NEW YORK — Serena Williams on Monday afternoon wore a T-shirt that said, "Can I Get An Amen?"
This was after she and her sister Venus had beaten the top-seeded team of Cara Black and Liezel Huber, 6-2, 6-2, to win the U.S. Open women's doubles title.
And this was after Williams issued a follow-up statement to one she had issued Sunday; only this time she included an apology for her Saturday tirade directed at a lineswoman who had called a foot fault on Williams' serve. Williams actions caused a penalty point to be assessed for unsportsmanlike conduct -- a point that gave eventual champion Kim Clijsters a 6-4, 7-5 victory.
Williams' newest statement read in part, "I want to amend my press statement of yesterday and want to make it clear as possible -- I want to sincerely apologize FIRST to the lineswoman, Kim Clijsters, the USTA and mostly tennis fans everywhere for my inappropriate outburst. I'm a woman of great pride, faith and integrity and I admit when I'm wrong.
"I need to make it clear to all young people that I handled myself inappropriately and it's not the way to act -- win or lose, good call or bad call in any sport, in any manner."
After Monday's doubles win -- the 10th major doubles title for the Williams sisters and their third this year -- they conducted a news conference.
The first question was why Serena Williams had waited until Monday to say she was sorry for her actions.
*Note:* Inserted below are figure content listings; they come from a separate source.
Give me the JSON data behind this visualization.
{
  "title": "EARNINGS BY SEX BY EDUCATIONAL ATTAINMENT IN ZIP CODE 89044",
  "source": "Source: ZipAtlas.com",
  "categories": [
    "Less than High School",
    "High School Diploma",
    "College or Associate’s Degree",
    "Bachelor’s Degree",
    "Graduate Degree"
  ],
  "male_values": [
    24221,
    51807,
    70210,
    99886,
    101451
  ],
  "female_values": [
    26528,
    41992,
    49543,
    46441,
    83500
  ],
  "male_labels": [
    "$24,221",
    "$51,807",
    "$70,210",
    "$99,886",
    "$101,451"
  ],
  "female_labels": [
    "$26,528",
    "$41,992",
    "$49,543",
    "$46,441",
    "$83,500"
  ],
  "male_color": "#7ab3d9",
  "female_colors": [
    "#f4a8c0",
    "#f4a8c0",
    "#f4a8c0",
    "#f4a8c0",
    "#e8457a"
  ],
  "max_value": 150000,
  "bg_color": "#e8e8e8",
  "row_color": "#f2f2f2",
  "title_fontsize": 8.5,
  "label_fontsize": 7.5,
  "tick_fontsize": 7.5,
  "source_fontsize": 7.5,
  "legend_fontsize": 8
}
She gave a 184-word answer but never included the reason why she issued a second statement.
She did say: "I just really wanted to apologize sincerely, because I'm a very prideful person and I'm a very intense person and a very emotional person."
In an on-court interview immediately after Monday's match, ESPN2 analyst and Davis Cup captain Patrick McEnroe asked Serena Williams if something had changed in the last 24 hours to cause her to issue a new apology. As the crowd loudly booed the question, she smiled and her sister stepped in and took the microphone.
"What I think the crowd is saying, Patrick, is let's move on," Venus Williams said. The crowd cheered.
Afterward, McEnroe defended his question.
"I think, based on what's happened in the last 48 hours, if I'm going to go out there and have a mike in front of her, journalistically you have to ask the question."
Was he surprised Venus stepped in and answered?
"No, if I was in an awkward position, my older brother would try to help me too. It might have been appropriate here for Serena to say, 'I apologize. I was wrong. Period. End of story.' But for whatever reason she chose not to do that."
Saturday's tirade came when the lineswoman called a foot fault on Williams in the final game of the second set, a call that resulted in a double fault and put Williams one point away from losing the match against Clijsters.
The 27-year-old from Compton exploded into a racket-waving, ball-thrusting, obscenity-filled rant. She was assessed a penalty point, giving the match to Clijsters.
On Sunday, Williams was fined $10,500. She earned $350,000 for reaching the singles semifinals here. She and her sister also received $410,000 for winning the doubles championship.
The International Tennis Federation is investigating the incident. Penalties as severe as a $250,000 fine and further action as harsh as permanent suspension from Grand Slam events, could be forthcoming, said Bill Babcock, executive director of the Grand Slam events.